After hours of working with the client and an expert witness from Children’s Hospital in Boston, they realized that they had two defenses: that the petition should be denied because Canada was not the children’s habitual residence prior to removal by the mother; and enforcing it would subject the children to a grave risk of physical or psychological harm or expose the children to an otherwise intolerable situation.

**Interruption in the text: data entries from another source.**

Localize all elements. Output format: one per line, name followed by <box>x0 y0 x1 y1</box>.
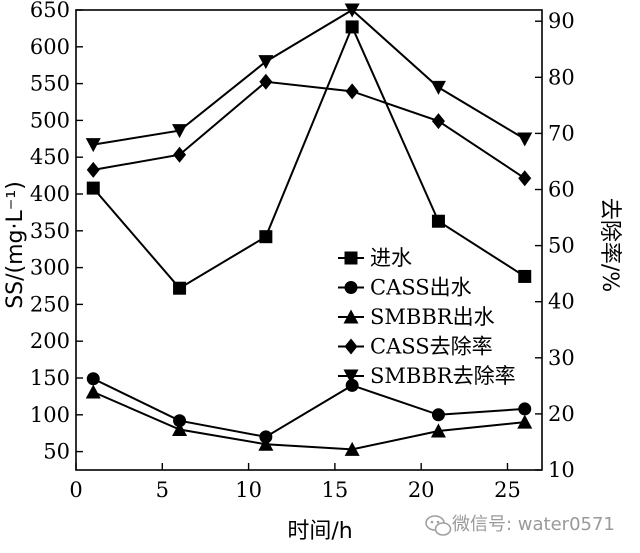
y-tick-label: 50 <box>43 440 70 464</box>
series-line <box>93 80 526 180</box>
axes <box>75 9 543 471</box>
y2-tick-label: 30 <box>548 346 575 370</box>
legend-marker <box>343 369 359 384</box>
legend-label: 进水 <box>370 246 412 270</box>
data-point <box>172 124 188 139</box>
y2-tick-label: 60 <box>548 178 575 202</box>
series-line <box>92 24 526 290</box>
data-point <box>85 138 101 153</box>
y-tick-label: 650 <box>30 0 70 22</box>
y2-tick-label: 40 <box>548 290 575 314</box>
series-1 <box>86 20 532 295</box>
x-tick-label: 15 <box>322 478 349 502</box>
watermark-text: 微信号: water0571 <box>452 514 615 535</box>
data-point <box>259 230 273 244</box>
y-tick-label: 100 <box>30 403 70 427</box>
data-point <box>172 422 188 437</box>
data-point <box>85 384 101 399</box>
legend-item: CASS出水 <box>338 276 472 300</box>
y2-tick-label: 80 <box>548 65 575 89</box>
series-4 <box>86 73 532 187</box>
data-point <box>345 378 359 392</box>
legend-item: SMBBR去除率 <box>338 364 516 388</box>
data-point <box>344 3 360 18</box>
legend-item: CASS去除率 <box>338 335 493 359</box>
data-point <box>86 181 100 195</box>
legend-label: CASS出水 <box>370 276 472 300</box>
data-point <box>173 414 187 428</box>
x-tick-label: 25 <box>494 478 521 502</box>
data-point <box>86 372 100 386</box>
series-layer <box>85 3 533 456</box>
y-tick-label: 200 <box>30 329 70 353</box>
plot-frame <box>75 9 543 471</box>
series-3 <box>85 384 533 456</box>
legend-marker <box>343 309 359 324</box>
x-axis-title: 时间/h <box>287 519 352 544</box>
data-point <box>431 408 445 422</box>
series-line <box>93 8 526 146</box>
y2-tick-label: 70 <box>548 121 575 145</box>
y-tick-label: 500 <box>30 108 70 132</box>
data-point <box>173 281 187 295</box>
legend-marker <box>344 338 358 355</box>
y2-tick-label: 20 <box>548 402 575 426</box>
data-point <box>518 170 532 187</box>
series-line <box>92 391 525 451</box>
data-point <box>259 73 273 90</box>
y-tick-label: 550 <box>30 72 70 96</box>
data-point <box>344 441 360 456</box>
wechat-icon <box>425 515 452 536</box>
data-point <box>430 80 446 95</box>
data-point <box>86 161 100 178</box>
data-point <box>518 402 532 416</box>
y-tick-label: 150 <box>30 366 70 390</box>
data-point <box>517 414 533 429</box>
y2-tick-label: 90 <box>548 9 575 33</box>
data-point <box>431 214 445 228</box>
data-point <box>258 436 274 451</box>
legend-label: CASS去除率 <box>370 335 493 359</box>
legend-label: SMBBR出水 <box>370 305 495 329</box>
legend-label: SMBBR去除率 <box>370 364 516 388</box>
y-tick-label: 400 <box>30 182 70 206</box>
y-tick-label: 250 <box>30 292 70 316</box>
ticks: 0 5 10 15 20 25 50 100 150 200 250 300 350 400 450 500 5… <box>30 0 575 502</box>
data-point <box>345 20 359 34</box>
x-tick-label: 5 <box>156 478 169 502</box>
legend-marker <box>344 251 358 265</box>
data-point <box>173 146 187 163</box>
legend-marker <box>344 281 358 294</box>
x-tick-label: 0 <box>69 478 82 502</box>
data-point <box>517 132 533 147</box>
series-5 <box>85 3 533 153</box>
data-point <box>345 83 359 100</box>
y-tick-label: 450 <box>30 145 70 169</box>
y-tick-label: 300 <box>30 256 70 280</box>
data-point <box>430 423 446 438</box>
y-tick-label: 350 <box>30 219 70 243</box>
data-point <box>431 113 445 130</box>
legend-item: SMBBR出水 <box>338 305 495 329</box>
y2-axis-title: 去除率/% <box>597 198 622 292</box>
x-tick-label: 20 <box>408 478 435 502</box>
data-point <box>258 55 274 70</box>
y-tick-label: 600 <box>30 35 70 59</box>
watermark: 微信号: water0571 <box>425 514 615 536</box>
x-tick-label: 10 <box>235 478 262 502</box>
series-line <box>92 377 525 438</box>
legend-item: 进水 <box>338 246 412 270</box>
y2-tick-label: 50 <box>548 234 575 258</box>
data-point <box>518 269 532 283</box>
y-axis-title: SS/(mg·L⁻¹) <box>3 181 28 309</box>
y2-tick-label: 10 <box>548 458 575 482</box>
legend: 进水 CASS出水 SMBBR出水 CASS去除率 SMBBR去除率 <box>338 246 516 388</box>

After presenting evidence on each of these issues at trial, Pastan and Ware submitted proposed findings of facts and rulings of law. They are now waiting for a date to return to court for closing arguments. “Although the experience of trying this case as a law student is exciting in and of itself,” Pastan said, “the most rewarding part was working with our client late into Sunday evenings or through the day on New Year’s Day to make sure that we were giving her the best chance to protect her kids and start a new life. Although the client and I don’t even speak the same language—she speaks Haitian Creole and French—we were able to work together to tell her story and hopefully help the Judge understand the gravity of her situation.”
“Being able to do a direct examination of a witness before a federal judge was both terrifying and exhilarating,” said Ware, “I can now say that I’ve had an experience few lawyers get, and I think that’s one of my favorite things about the Harvard Legal Aid Bureau. It’s a clinical experience that truly allows students to flourish and develop their advocacy skills through work on difficult cases that have real impacts on people’s lives.”